'Antibiotic resistance is due to a breakdown in communication’
An interview with Prof. Robert Clancy, Clinical Immunologist, University of Newcastle, Australia
Q: As an immunologist working on this whole issue for so many years and having so much experience, how do you look at the human body? If you had a third eye, which could look at microbes not just with a microscope but with the naked eye, what would the human body look like?
A: Yes, a very interesting question. The body would look like a very active-interactive organism. As a very large organism with lots of smaller organisms and we happen to call these smaller ones the microbes. And, there is a very active communication process between all the parties. In reality, the creation of antibiotic resistance and infections that are not responding to antibiotics are an outcome of the breakdown of this communication process.
Q: In that sense, it would look like an eco-system altogether?
A: Absolutely, absolutely. It is an eco-system. And, it is the perturbation or disturbance of the status of this eco-system that allows the unwanted outcomes.
Q: And do you think that the visualisation of the human body in ecosystem terms and not like what it is/as it is visible to the naked eye…would that make a difference in how people perceive microbes and perceive antibiotics, would that bring about a change in behaviour?
A: Yes, I think so. Most people, not just the people having antibiotics given to them but also the people who prescribe antibiotics, see antibiotics in a very narrow stage. They don’t see the use of antibiotics as really a small part of the management of the host-parasite relationship. I have spoken about the incredible importance of public health measures, and the incredible importance of immunisation strategies. And it has been those great breakthroughs in the latter part of the nineteenth century and in the early part of the twentieth century that have changed the face of infectious disease in our society.
Antibiotics changed in time and, of course, that made fantastic differences to individual infections. If you look at infections in terms of society, the number of infections occurring is much less and we must give credit to all these other interventions, and quite often, to non-medical changes, in creating a good outcome. And, I think that part of the antibiotic resistance problem has been created by us for ourselves. Part of handling it is to go back and learn lessons from the past and add to those lessons the importance of maintaining the host capacity, to do the job itself.
And, if you put public health issues together with the immunisation issues and maintaining of the capacity of the body’s own mucosal surfaces to control the bacterial colonising processes, we can go an enormously long way to require much less by way of antibiotics and, as a result, much less of the emergence of antibiotic resistant strains of bacteria.
Q: In other words, do you think there are a large number of cases in which antibiotic use can be eliminated?
A: Absolutely. I am certain that many if not most of the situations that we see can be eliminated. But, in saying this, the process should be a generic approach from all of us. It is hard to look at an individual case where a particular person has a particular infection, may be, an artificial knee joint or when they are about to lose a leg. It is very hard to look and dissect these mechanisms in that particular case. But if you are to look at the bigger picture. In all those cases, you very often find a breakdown in terms of management strategies and you would know that they have not been properly adhered to.
Q: Could you please very briefly tell us about your specific area of work, on mucosal surfaces, and how that played a role in understanding this?
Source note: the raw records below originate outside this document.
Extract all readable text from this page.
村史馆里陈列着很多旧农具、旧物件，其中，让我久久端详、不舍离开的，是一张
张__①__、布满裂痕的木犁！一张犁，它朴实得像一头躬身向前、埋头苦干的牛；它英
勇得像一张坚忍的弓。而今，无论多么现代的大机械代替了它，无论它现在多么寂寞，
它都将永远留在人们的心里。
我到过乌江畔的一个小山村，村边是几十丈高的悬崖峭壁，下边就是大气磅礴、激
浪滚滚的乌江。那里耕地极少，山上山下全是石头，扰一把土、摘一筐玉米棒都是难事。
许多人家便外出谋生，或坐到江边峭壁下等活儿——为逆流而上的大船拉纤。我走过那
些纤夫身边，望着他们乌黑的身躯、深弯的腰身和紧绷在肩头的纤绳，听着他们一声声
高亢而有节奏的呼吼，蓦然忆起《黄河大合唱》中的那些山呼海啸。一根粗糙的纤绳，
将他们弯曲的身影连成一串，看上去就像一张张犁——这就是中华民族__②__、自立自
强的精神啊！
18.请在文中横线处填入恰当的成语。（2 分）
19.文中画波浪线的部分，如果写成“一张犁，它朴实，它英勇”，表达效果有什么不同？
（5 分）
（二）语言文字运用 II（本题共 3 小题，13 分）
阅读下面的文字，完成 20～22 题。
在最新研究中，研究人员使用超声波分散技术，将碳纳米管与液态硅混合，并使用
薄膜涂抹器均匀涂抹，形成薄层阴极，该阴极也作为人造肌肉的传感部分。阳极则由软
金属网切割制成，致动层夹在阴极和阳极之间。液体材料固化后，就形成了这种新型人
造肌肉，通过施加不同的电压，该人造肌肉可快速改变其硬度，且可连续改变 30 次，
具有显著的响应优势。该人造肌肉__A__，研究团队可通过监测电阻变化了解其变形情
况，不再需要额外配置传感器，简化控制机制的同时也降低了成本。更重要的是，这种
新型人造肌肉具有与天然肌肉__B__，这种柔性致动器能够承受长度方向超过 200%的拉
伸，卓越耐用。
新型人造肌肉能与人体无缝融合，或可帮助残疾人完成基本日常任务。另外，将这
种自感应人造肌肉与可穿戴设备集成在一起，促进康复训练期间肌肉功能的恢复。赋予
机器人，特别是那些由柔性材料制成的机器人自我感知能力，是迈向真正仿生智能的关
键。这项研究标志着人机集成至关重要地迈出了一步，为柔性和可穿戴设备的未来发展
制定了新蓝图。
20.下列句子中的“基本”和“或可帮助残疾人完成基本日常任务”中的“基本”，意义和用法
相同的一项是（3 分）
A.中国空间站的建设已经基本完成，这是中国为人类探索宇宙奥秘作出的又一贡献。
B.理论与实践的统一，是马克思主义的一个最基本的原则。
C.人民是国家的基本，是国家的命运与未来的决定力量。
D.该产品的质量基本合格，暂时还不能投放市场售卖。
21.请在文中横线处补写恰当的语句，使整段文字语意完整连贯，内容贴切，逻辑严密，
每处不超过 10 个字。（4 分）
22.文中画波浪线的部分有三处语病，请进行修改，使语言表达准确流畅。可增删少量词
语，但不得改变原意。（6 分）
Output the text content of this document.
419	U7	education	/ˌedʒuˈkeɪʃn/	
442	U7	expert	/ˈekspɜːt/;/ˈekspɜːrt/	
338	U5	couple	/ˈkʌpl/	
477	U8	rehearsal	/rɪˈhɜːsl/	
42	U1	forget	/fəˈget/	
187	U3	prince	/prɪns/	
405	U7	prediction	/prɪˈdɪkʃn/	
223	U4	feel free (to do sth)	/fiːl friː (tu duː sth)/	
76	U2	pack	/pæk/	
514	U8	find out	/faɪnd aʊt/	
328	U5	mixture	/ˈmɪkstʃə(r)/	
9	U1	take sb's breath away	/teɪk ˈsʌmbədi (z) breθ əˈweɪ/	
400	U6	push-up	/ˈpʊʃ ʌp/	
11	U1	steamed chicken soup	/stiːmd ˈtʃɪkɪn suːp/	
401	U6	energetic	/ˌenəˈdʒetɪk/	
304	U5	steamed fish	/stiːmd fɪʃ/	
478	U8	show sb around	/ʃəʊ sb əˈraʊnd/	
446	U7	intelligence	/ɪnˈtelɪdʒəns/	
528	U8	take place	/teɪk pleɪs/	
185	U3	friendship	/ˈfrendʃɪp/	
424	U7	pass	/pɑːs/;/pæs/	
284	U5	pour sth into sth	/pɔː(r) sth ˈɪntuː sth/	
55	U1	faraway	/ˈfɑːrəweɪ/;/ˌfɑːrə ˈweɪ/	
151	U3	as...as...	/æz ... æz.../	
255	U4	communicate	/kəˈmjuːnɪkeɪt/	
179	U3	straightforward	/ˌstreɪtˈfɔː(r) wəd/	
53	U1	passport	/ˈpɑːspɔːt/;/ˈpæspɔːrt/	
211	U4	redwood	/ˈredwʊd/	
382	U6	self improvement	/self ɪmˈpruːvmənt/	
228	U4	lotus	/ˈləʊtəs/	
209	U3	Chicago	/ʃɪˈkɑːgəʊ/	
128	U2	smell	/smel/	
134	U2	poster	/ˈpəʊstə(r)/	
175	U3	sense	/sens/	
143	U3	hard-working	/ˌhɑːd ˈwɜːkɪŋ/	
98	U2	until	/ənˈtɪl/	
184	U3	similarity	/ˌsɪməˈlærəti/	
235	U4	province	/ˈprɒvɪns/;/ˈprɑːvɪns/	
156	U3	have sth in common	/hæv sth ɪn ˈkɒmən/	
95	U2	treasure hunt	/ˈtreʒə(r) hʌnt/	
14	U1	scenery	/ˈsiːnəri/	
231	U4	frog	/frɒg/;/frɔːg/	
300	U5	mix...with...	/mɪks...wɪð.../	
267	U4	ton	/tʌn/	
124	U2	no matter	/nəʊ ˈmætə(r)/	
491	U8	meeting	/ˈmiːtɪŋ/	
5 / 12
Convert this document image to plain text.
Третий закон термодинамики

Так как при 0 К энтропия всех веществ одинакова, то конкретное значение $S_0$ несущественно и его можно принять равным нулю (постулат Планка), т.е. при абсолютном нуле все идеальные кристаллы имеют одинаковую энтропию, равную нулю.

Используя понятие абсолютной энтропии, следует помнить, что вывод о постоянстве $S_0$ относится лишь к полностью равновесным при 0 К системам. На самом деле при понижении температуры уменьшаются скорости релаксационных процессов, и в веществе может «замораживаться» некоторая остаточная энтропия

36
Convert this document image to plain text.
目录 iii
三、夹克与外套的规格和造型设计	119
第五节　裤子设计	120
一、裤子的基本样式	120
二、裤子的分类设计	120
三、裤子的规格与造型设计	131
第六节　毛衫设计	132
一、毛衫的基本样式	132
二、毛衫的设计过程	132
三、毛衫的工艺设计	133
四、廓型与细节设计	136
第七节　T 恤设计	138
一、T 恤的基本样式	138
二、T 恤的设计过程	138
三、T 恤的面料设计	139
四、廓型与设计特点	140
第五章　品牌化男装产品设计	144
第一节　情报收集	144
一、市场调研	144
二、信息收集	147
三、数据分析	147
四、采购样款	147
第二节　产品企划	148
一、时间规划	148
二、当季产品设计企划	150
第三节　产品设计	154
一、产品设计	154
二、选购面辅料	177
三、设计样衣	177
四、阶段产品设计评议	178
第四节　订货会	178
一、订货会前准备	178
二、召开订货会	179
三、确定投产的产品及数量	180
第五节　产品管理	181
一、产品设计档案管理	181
A: My interest over many years has been in understanding the control mechanisms of protection at the mucosal surfaces. I was part of a team some years back that described the communication systems between different mucosal systems of the body. My contribution is to look at the ways of manipulating that system for the benefit of the host and we found that by a very simple procedure of presenting killed bacteria to the ‘factory’ that makes the cells which go to various surfaces for protection purposes, those bacteria can stimulate a level of immunity that causes a vast reduction in the need to use antibiotics. So essentially we have adjusted this host-parasite relationship, that I was talking about, to the benefit of the host by maximising the protective mechanisms at those mucosal surfaces in a very safe, simple and effective manner. So that has been my passion.
One more thing. What I was talking about was specific activation of these protective mechanisms. Another area I have been interested in – and I think it is very underutilised – is the non-specific enhancement of these protective mechanisms. In my own case, we have been using normal bacteria that are harmless but in fact can provide help. These bacteria are called probiotics. These probiotics can be very effective in certain circumstances. But, unfortunately, there has not been a lot of interesting new research, and it is very hard to get a patent in probiotics.
I think the interest of this non-specific enhancement of mucosal protection, relates to many of the natural therapies produced in Ayurvedic medicine in India, the traditional Chinese medicines, the traditional aboriginal medicines in Australia, and aboriginal medicines in many of the developing nations around the world. These practices have been given scant attention and yet at times are the very essence of the active principles that we prepare and purify and synthesise in our own life and society. These traditional practices have been tested over many thousands of years sometimes and, I think, they provide very effective enhanced barriers for protection. And, it is very important for us to start rediscovering some of these important medication works.